9. They’re Not as Cute As You Think
Most of the subscription box services out there feel like small operations, delivering boutique collections of cool stuff to like-minded people who are part of an elite, cozy customer core. The reality is different.
The industry is enormous. According to Forbes, in April 2018, there were 41.7 million visits to subscription websites industry-wide. The large companies generated over $2.6 billion in 2016, with the industry expanding substantially since that year. Startups are less likely to be a handful of passionate people in a garage and than niche-research startups backed by several million dollars of venture capital.
10. They’re Terrible for the Environment
Subscription boxes add clutter to your home, but their impact on the environment is even worse. Some services ship their wares in recycled cardboard, but the box is filled with plastic wrap and other packing materials.
Shipping each item to the fulfillment center and then sending the package to your door also creates an environmental impact. All of this to give you things you didn’t know you wanted before they arrived and wouldn’t miss if they never had.
Sadly, this is even true for the subscription boxes marketed for greener living.

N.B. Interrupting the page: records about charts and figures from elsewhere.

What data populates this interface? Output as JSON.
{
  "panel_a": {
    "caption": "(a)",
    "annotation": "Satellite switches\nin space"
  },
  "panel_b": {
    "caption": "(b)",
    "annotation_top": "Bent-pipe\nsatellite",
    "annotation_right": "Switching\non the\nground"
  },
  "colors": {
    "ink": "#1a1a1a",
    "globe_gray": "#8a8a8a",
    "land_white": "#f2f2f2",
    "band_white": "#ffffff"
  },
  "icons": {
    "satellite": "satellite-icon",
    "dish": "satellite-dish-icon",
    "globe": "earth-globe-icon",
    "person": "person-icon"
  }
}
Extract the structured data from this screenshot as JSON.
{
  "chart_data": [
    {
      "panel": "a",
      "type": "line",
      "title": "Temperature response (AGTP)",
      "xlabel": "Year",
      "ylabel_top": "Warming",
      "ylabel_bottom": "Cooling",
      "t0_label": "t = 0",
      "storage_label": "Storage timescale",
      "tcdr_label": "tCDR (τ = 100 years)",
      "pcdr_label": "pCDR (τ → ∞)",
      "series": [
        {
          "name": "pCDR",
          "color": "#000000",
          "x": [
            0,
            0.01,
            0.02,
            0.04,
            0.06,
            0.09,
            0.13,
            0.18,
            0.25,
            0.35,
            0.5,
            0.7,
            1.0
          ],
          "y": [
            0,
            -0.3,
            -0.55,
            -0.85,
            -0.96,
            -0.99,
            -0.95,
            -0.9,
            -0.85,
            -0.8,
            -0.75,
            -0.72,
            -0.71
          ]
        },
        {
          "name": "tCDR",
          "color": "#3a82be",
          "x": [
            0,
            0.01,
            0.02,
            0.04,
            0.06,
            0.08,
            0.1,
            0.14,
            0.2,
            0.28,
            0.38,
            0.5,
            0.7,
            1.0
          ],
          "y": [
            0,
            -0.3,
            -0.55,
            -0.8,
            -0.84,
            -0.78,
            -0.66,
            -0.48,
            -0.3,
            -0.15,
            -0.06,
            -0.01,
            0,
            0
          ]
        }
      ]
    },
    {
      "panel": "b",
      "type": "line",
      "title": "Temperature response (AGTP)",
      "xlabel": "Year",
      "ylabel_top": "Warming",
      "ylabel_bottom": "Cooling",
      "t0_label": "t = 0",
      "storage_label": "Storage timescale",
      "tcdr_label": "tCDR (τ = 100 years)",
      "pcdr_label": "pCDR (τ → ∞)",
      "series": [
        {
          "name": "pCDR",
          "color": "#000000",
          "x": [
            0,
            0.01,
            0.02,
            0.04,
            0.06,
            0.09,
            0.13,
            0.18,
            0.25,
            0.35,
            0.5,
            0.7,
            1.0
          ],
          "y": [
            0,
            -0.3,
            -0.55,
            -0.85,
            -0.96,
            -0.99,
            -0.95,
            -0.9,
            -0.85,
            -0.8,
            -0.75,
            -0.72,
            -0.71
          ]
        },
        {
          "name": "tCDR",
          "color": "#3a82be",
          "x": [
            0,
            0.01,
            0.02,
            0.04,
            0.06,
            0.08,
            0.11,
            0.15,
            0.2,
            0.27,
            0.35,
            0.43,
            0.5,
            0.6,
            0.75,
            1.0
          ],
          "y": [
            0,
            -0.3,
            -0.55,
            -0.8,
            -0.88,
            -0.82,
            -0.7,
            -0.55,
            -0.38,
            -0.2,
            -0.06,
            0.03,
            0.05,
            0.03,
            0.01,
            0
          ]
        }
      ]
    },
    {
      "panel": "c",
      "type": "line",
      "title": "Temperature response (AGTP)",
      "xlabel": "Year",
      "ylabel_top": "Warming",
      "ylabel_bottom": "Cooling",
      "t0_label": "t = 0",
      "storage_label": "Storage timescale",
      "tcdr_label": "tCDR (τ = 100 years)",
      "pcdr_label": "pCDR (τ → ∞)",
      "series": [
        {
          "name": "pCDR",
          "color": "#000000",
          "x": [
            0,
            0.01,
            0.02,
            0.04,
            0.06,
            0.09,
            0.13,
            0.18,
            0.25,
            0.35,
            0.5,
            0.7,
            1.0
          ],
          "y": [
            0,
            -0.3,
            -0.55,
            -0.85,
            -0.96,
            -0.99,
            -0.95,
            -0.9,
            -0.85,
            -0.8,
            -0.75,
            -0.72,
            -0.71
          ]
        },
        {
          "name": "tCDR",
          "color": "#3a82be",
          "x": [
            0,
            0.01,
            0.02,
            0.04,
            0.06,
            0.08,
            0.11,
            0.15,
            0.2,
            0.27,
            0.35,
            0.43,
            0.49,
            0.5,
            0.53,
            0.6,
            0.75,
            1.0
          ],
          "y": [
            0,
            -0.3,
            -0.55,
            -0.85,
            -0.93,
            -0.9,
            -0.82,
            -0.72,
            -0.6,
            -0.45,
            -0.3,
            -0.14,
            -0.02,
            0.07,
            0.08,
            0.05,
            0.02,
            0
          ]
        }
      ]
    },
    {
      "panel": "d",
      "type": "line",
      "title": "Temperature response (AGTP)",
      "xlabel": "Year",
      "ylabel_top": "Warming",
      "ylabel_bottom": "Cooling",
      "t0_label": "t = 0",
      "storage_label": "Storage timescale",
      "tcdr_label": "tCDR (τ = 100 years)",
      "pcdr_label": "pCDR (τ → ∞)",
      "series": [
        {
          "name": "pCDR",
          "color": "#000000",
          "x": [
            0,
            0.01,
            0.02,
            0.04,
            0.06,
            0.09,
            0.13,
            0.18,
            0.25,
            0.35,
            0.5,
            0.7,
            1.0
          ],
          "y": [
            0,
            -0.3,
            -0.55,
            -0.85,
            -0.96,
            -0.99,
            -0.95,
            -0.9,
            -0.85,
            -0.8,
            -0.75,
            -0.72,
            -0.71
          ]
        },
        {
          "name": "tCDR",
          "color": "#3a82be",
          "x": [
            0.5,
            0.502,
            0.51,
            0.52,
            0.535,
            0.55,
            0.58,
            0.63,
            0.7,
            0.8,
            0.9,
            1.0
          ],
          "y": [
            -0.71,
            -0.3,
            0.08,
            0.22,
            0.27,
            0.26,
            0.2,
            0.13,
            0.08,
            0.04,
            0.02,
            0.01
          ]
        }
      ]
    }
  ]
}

Final Thought: They’re Older Than You Think
Subscription services are far older than you may realize. Most people tend to look at the internet-driven, niche market boxes of the past decade when they think of them. But the first subscription box service, Harry Scherman’s Book of the Month Club, hit the world in 1926.
The model — and the burden to our pocketbooks for unnecessary, unconscious spending — has been with us a long while. Isn’t it time you did something about how it impacts your finances?
Anthony Frazer is a father of four in Virginia. He has whittled down his family’s subscription-box list from eight items to five and has discovered it’s a constant battle.